Intrinsic Dimension Correlation: uncovering nonlinear connections in multimodal representations
This provides a tool for analyzing complex multimodal neural network representations, though it appears incremental as an improvement over existing correlation detection methods.
The paper tackled the problem of detecting nonlinear correlations in high-dimensional multimodal representations by proposing a new metric based on intrinsic dimensionality entanglement, and demonstrated its effectiveness by uncovering clear correlations between visual and textual embeddings where existing methods failed.

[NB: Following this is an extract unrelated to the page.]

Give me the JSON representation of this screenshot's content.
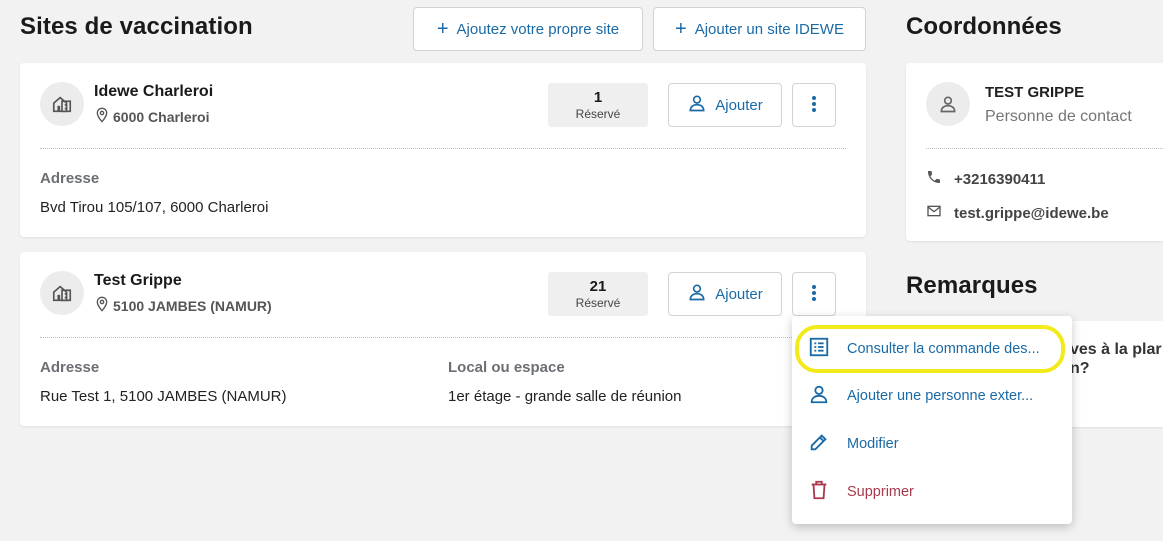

To gain insight into the mechanisms behind machine learning methods, it is crucial to establish connections among the features describing data points. However, these correlations often exhibit a high-dimensional and strongly nonlinear nature, which makes them challenging to detect using standard methods. This paper exploits the entanglement between intrinsic dimensionality and correlation to propose a metric that quantifies the (potentially nonlinear) correlation between high-dimensional manifolds. We first validate our method on synthetic data in controlled environments, showcasing its advantages and drawbacks compared to existing techniques. Subsequently, we extend our analysis to large-scale applications in neural network representations. Specifically, we focus on latent representations of multimodal data, uncovering clear correlations between paired visual and textual embeddings, whereas existing methods struggle significantly in detecting similarity. Our results indicate the presence of highly nonlinear correlation patterns between latent manifolds.